● Despite healthy and persistent growth, U.S. home construction rates remain far behind historic norms.
● If construction over the past decade matched historic norms, accounting for population change, the country would have had 2.3 million more single-family home permits.
● Consequently, U.S. housing stock is staying in service longer and getting older fast.
Escalating housing prices across the country are closely tied to an ongoing inventory shortage, which is a function of both high demand and not enough supply to meet it. To some extent, that’s because builders aren’t building the way they used to.
If permits were issued at historic rates (defined on a per incremental capita basis) over the last 10 years, there would have been some 2.3 million more single-family homes built nationwide. That represents almost two years of ‘lost’ building at the current rate of 1.3 million per year.
Although construction rates have been steadily rising – with June new home sales up 2.4 percent from a year ago – the U.S. is still building fewer single-family homes on a per capita basis than it did historically.
From 1985 to 2000, there were 3.9 single-family residence building permits for every 1,000 residents. Currently, that number is 2.6, a decrease of 33.5 percent.
One could argue that, because of slowing population growth, it may be more appropriate to look at permits per increased population. Done that way, the analysis shows that for the past 10 years, new permits per capita for just the increased population also are below historic norms and trending downward.

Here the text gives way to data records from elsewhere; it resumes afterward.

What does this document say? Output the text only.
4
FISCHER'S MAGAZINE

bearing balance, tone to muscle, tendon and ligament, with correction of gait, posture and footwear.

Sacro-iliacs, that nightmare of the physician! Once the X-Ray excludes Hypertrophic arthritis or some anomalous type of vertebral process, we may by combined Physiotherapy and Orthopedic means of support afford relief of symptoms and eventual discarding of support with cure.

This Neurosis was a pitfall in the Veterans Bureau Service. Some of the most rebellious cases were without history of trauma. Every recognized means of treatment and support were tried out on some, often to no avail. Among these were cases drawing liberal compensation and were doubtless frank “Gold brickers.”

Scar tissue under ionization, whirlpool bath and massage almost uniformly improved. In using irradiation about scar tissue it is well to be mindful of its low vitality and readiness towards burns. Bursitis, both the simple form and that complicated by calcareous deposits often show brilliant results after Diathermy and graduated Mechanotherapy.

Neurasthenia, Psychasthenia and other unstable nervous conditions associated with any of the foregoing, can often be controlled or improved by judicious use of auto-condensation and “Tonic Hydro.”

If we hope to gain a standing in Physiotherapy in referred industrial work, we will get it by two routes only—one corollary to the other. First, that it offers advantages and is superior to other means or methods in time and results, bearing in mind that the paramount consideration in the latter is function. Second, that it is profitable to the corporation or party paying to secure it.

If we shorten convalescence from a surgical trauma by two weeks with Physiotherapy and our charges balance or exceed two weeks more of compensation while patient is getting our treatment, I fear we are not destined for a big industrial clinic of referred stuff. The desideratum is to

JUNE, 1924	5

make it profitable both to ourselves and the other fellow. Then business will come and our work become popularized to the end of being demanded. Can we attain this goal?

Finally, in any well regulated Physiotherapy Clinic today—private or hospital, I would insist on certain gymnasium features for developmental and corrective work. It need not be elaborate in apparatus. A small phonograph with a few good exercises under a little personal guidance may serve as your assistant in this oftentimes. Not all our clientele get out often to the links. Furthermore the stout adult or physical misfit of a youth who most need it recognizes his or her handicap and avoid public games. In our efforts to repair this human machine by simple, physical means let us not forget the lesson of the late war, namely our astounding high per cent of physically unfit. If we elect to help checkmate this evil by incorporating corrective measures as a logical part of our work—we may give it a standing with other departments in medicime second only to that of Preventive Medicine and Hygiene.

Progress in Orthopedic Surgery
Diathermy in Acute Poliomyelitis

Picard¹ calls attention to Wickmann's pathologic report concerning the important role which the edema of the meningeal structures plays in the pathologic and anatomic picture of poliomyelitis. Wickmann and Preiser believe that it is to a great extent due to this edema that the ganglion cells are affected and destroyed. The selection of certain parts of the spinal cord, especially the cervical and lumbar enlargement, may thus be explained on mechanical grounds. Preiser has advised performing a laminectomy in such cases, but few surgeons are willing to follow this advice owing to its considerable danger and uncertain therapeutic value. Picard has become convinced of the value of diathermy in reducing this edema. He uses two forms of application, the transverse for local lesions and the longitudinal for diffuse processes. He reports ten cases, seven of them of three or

Another possible argument is that migration within the country can create pockets of deficit and surplus. However, the trend across 28 of the largest 35 metros is a deficit of new permits compared to historic norms (using the incremental population method). Three of the seven metros with permit surpluses (Cleveland, Pittsburgh and Detroit) have seen population declines over the last decade. Only Chicago, Houston, Austin and St. Louis are both gaining residents and issuing permits at historic rates.
An analysis of housing permits since 2008 does not take into account the housing boom, during which builders created a surplus of homes, particularly in certain parts of the country. From 2000 to 2008, U.S. permits per capita were 17.4 percent higher than the previous 15 years, resulting in 1.6 million more permits than would have been expected if the rate had stayed the same. It’s possible — even likely — that some markets are still working off that surplus.
However, many major metros actually issued permits at lower than historic rates during the housing bubble, including New York, Los Angeles, Philadelphia, Washington, D.C., Miami, Boston, San Francisco, Seattle and San Diego — meaning they never experienced a building boom, compared to construction rates of the past.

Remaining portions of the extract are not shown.